Yves Beaunesne avait fait le choix de créer son premier Carmen en pensant à sa propre vision de l’Espagne, qui est celle majoritairement véhiculée par les films de Pedro Almodovar. D’où un décor certes moderne, des travestis sur la scène, et notamment une Carmen blonde à la Marylin Monroe (mais aussi à la Pénélope Cruz de Etreintes brisées). Le José présent, Nikolaï Shukoff, fait passer l’intérêt de son personnage par des expressions de regard particulièrement profondes et claires, face à une Anna Caterina Antonacci qui reprend son rôle sans réelle personnification, se contentant d’une Carmen « normale » mais toujours parfaitement maîtrisée (et qui, par ailleurs, est mère. Elle a un petit garçon dans cette production, c’est intéressant). La scène de fin demeure par ailleurs l’une des plus inhabituelles, puisque José revient vers Carmen avec une robe de mariée, qu’il lui fera enfiler pendant tout le duo intense de fin, avant de finalement l’étrangler avec la traîne. On a difficilement vu une mort plus « douce » pour une Carmen, et par conséquent plus hypnotique, dans un sens, et cela n’est pas sans ramener la destinée de la bohémienne à celle des femmes qui souffrent de leur mariage ou de n’importe quelle relation amoureuse.
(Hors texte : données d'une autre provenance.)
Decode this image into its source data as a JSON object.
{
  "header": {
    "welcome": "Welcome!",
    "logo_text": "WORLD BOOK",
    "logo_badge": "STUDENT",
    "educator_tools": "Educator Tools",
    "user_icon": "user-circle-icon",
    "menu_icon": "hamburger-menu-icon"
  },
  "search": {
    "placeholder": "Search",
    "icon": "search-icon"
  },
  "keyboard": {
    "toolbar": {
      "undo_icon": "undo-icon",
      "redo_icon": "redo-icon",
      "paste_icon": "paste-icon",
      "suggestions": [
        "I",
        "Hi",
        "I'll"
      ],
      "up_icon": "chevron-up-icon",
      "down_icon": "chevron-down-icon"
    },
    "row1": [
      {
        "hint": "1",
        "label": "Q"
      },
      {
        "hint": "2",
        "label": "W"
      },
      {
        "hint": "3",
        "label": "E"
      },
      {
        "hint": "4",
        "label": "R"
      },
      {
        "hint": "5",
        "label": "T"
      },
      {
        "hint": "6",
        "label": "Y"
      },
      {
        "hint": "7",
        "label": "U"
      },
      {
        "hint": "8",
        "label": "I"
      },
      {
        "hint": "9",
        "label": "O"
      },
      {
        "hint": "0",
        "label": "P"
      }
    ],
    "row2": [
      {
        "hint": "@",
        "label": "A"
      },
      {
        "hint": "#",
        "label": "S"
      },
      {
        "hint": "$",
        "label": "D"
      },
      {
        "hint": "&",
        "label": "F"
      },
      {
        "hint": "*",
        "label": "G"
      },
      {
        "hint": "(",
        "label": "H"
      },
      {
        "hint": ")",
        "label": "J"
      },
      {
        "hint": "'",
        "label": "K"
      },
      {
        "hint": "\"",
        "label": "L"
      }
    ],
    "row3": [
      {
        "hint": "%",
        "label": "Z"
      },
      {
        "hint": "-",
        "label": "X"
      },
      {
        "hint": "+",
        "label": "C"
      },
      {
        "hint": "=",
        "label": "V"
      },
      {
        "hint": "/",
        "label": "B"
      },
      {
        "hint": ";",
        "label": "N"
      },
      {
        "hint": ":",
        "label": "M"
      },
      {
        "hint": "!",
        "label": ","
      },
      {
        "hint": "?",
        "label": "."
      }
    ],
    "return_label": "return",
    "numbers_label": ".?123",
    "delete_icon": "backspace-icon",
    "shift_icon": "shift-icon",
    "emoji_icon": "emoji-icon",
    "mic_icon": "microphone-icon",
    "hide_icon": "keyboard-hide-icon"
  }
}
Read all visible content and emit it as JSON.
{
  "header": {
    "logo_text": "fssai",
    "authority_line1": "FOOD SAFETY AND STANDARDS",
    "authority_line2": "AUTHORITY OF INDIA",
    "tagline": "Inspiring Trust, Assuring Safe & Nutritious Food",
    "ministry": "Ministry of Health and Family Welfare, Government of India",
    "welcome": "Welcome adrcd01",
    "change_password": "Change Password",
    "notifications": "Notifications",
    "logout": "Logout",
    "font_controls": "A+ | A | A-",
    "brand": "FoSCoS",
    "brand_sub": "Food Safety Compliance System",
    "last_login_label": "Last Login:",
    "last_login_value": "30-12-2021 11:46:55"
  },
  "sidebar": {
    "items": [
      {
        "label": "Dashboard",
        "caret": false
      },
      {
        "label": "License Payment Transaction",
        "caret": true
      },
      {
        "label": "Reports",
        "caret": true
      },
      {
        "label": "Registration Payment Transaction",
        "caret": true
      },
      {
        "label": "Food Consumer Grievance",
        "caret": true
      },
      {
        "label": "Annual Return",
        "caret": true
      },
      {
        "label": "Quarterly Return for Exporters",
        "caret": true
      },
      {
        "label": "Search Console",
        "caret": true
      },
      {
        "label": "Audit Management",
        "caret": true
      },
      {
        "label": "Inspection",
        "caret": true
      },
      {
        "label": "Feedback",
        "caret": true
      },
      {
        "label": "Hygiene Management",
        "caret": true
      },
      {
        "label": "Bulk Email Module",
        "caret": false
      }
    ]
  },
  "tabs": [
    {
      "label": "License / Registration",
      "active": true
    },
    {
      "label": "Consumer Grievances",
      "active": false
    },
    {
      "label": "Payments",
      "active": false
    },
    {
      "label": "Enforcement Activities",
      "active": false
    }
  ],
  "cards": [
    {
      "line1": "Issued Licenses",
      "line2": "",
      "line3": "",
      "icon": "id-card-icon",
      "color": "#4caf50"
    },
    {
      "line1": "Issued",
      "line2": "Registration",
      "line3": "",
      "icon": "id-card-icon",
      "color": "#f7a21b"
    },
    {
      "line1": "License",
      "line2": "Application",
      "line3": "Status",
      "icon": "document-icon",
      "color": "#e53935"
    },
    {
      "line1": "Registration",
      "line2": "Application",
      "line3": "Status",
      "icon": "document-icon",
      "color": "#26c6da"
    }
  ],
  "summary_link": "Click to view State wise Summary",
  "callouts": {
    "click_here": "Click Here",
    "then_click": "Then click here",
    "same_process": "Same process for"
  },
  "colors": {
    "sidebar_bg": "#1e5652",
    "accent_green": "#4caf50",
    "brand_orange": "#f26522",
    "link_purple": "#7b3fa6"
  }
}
La-mise-a-mort-de-Carmen-a-l-Opera-Bastille

Si on passe sur certains choix de jeux pas forcément des plus judicieux (Escamillo – Ludovic Tézier s’est huer pour l’air du toréador, après tout), intéressons-nous davantage au « message » que cette production soulève, et qui ramène à cette conclusion : au final, Carmen est avant tout ce que l’on imagine. Comme je l’ai dit précédement, je suis quelqu’un de très difficile en ce qui concerne les Carmen, et les deux seules représentations que j’ai vues sur scène en live ne m’ont absolument pas séduite. D’où le fait que le personnage vient avant tout du « fantasme » que l’on en a. Carmen est une libertaire avant l’heure, une héroïne presque masculine (d’où le fait que Maria Callas détestait ce personnage qu’elle a chanté vers la fin de sa vie). Elle peut prendre la figure de femme fatale, de femme-objet, de pur fantasme, d’héroïne traditionnelle ou alors de femme déchue, ordinaire.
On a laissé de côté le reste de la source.